Buller Mayor In A Vege Shop

Local government

A former Buller civic leader and greengrocer, known for his fruity language, wants to regain control of Westport to save it from future floods

He may be an octogenarian, but Westport’s Pat O’Dea may be the only New Zealand mayoral candidate with current evidence of physical fitness.

At 84, O’Dea has another crack in the job he lost when Jamie Cleine took over from Buller in a landslide in 2019. He is considered the oldest mayoral candidate standing in the local elections.

O’Dea put his name on the hat out of frustration with how his successors have succeeded – or in his eyes failed – the greatest threat to Westport’s survival: the Buller River.

“I thought if I tried this again, I’d better get a good doctor. So I went and had a full check up and it worked out fine,” he says.

Just to be sure, he went back a little later for a second medical examination.

“That was all clear too, so I’m ready to go,” he says.

His good health and slim physique may have something to do with his profession.

O’Dea is the owner of an iconic (seaside) old fruit and vegetable shop on Westport’s main road.

He is still there every day, working in the office, surrounded by shelves and crates of fresh and fragrant products.

Hand-drawn signs proclaim value for money, in some cases half of what you would pay in a supermarket.

Other signs warn fiercely: “Don’t fucking squeeze the fruit!”

O’Dea campaigns in the same plain language.

After the disastrous July 2021 flood that evacuated half the city and left many homeless, he ran a full-page ad in the local newspaper to give his opinion on why it happened.

“I was chairman of the port authority for many years and I know how it is designed and how it should work.”

When the city’s Holcim cement plant was in operation, the estuary was constantly dredged to keep the canal clear so cement ships could come and go, O’Dea says.

“We always had cement ships here.

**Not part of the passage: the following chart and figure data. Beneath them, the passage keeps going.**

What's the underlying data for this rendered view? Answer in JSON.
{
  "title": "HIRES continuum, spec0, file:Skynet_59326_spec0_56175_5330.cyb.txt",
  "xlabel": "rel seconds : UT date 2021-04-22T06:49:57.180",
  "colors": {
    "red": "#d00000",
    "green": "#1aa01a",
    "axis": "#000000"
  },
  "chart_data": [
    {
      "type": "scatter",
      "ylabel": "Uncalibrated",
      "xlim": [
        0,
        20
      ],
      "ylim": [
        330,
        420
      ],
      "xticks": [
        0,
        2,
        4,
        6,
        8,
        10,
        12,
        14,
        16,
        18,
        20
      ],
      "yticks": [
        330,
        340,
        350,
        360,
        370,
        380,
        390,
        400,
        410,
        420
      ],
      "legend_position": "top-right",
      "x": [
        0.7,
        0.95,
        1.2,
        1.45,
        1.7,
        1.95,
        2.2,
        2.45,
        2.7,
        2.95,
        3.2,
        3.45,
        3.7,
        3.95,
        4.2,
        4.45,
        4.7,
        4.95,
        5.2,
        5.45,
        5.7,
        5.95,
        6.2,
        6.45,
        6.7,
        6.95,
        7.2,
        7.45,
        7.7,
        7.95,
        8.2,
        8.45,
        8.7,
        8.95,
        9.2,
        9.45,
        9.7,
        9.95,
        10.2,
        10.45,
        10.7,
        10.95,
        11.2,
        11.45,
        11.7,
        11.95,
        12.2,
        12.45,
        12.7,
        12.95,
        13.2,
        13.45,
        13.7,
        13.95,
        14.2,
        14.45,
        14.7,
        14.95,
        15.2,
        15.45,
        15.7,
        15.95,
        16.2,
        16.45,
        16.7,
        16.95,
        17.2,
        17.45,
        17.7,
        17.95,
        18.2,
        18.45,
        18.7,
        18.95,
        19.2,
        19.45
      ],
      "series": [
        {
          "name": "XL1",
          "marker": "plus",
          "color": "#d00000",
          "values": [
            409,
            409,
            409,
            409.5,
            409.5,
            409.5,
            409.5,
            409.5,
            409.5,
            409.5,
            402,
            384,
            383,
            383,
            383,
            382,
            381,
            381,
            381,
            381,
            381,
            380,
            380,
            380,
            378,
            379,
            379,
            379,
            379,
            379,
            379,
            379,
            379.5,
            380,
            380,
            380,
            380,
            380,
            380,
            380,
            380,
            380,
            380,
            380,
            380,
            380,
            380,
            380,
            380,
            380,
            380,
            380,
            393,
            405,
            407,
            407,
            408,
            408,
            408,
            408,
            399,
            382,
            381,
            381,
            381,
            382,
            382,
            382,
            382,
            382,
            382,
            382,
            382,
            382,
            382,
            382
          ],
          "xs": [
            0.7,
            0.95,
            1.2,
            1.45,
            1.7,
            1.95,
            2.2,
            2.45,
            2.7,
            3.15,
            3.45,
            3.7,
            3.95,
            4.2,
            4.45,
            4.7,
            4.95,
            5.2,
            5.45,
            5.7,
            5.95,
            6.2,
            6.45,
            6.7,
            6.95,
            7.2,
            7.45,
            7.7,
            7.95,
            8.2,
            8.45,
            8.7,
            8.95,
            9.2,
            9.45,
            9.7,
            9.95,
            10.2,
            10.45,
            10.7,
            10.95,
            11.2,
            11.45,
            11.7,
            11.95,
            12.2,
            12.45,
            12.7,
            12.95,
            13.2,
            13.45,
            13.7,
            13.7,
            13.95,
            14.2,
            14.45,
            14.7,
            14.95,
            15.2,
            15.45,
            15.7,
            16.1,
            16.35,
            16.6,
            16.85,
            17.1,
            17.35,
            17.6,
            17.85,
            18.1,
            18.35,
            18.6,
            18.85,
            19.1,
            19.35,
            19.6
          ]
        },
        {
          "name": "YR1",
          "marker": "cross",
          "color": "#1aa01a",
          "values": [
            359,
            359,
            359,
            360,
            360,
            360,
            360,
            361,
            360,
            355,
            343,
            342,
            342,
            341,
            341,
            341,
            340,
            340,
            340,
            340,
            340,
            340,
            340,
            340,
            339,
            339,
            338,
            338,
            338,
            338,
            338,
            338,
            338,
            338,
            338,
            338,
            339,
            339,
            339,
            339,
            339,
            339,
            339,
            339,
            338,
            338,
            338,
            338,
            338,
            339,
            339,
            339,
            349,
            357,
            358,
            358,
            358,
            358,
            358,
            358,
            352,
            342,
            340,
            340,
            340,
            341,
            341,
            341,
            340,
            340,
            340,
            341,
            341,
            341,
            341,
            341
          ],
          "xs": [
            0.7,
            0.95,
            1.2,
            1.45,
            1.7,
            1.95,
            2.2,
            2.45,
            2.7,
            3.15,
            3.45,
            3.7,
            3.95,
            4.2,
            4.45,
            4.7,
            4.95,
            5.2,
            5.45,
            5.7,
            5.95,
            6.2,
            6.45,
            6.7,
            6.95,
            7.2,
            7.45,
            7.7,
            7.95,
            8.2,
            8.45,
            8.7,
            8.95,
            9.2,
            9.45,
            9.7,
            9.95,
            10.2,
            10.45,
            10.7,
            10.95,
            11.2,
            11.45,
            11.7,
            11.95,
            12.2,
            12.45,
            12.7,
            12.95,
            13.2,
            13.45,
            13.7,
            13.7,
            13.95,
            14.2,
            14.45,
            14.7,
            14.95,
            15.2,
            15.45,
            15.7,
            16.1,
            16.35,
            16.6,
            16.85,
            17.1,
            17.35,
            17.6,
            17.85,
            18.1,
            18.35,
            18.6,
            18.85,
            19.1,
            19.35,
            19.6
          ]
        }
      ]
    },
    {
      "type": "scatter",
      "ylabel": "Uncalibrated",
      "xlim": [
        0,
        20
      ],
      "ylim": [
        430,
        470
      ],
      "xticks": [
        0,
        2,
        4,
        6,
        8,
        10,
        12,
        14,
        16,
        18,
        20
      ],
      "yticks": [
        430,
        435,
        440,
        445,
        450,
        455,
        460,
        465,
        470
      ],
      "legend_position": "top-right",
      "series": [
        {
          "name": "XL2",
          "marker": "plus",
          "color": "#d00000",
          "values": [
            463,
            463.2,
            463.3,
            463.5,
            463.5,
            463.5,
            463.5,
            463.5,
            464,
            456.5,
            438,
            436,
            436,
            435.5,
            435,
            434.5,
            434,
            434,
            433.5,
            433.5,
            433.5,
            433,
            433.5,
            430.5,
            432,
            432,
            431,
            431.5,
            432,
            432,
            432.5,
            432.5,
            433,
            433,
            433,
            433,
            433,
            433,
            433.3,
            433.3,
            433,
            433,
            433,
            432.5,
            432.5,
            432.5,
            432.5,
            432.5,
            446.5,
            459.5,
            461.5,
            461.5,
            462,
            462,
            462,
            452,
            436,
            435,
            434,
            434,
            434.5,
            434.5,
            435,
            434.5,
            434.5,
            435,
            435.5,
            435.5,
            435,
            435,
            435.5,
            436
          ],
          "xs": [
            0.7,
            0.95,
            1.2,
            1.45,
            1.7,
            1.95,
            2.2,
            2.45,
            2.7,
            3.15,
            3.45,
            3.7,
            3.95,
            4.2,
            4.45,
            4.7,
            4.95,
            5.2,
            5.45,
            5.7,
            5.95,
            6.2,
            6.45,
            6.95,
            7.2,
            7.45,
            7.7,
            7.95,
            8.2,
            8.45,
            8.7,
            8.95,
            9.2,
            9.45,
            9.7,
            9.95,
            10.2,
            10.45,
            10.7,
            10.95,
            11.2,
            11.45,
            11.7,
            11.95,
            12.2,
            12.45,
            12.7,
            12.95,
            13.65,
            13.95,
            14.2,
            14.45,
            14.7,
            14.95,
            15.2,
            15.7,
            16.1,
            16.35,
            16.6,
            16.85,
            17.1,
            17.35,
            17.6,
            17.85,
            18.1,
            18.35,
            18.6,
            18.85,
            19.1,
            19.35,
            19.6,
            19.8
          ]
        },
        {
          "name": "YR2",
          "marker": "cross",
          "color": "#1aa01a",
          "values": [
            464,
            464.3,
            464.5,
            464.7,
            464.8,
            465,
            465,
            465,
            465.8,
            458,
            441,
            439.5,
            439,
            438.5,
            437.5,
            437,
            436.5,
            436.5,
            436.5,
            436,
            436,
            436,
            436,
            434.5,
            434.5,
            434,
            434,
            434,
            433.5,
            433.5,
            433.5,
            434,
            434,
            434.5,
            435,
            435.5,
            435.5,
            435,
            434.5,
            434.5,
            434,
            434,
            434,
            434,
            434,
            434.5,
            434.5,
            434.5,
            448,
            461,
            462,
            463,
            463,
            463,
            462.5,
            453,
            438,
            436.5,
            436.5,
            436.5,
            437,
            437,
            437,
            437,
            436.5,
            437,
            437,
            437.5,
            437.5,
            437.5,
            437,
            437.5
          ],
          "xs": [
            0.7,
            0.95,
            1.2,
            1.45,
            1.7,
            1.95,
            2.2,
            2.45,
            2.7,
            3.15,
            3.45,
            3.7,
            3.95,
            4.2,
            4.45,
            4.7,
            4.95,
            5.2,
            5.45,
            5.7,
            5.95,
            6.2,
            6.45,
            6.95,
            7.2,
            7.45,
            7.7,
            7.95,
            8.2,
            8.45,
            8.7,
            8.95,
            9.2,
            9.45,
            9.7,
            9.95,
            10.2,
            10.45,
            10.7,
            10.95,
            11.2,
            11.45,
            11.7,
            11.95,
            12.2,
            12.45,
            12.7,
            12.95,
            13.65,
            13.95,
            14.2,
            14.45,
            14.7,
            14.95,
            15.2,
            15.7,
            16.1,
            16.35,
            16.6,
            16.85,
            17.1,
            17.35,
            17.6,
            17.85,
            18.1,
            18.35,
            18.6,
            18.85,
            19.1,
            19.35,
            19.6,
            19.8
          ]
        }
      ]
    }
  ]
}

When Holcim closed and the ships stopped, they stopped dredging. So it all started building up with millions of tons of gravel from the river – it just kept growing and they didn’t do anything.”

Dredging would have lowered the bottom and the flow of the river would have kept a clear channel to the sea, he believes.

“But they didn’t do it. And Westport flooded. And Westport will flood again unless they do something.”

But no alderman, not even the mayor, came to talk to O’Dea about it, he says.

“The mayor even said in the newspaper that I and others were talking bullshit. So Westport flooded. They took no notice.”

West Gate in the rain. Photo: File

No stopping the Buller

Buller Mayor Jamie Cleine says it wouldn’t have hurt to dredge the canal, but it’s not a panacea. And it wouldn’t have prevented what happened to the city last year.

“In the years that Holcim has been operating, we have never had such a major flood in the river.”

If there had been a flood of that magnitude, dredging for shipping wouldn’t have saved the day, Cleine says.

“Pat has strong opinions about what we should do, and there are all kinds of theories. But he is not the opinion of anyone who advised us, and neither are Niwa scientists who have 20 years of experience with the Buller.”

That said, Cleine says, the government is funding the dredging at a cost of $5 million over the next two years to keep Westport’s harbor channels clear and remove gravel build-up.

He is reasonably confident that he will retain the mayoralty next Saturday.

“Voter turnout looks like it will be in the low 50 percent — not as high as last time,” the mayor said.

Buller voters who have yet to make their choice can deposit their vote at the ballot box at the Westport council office on Saturday afternoon.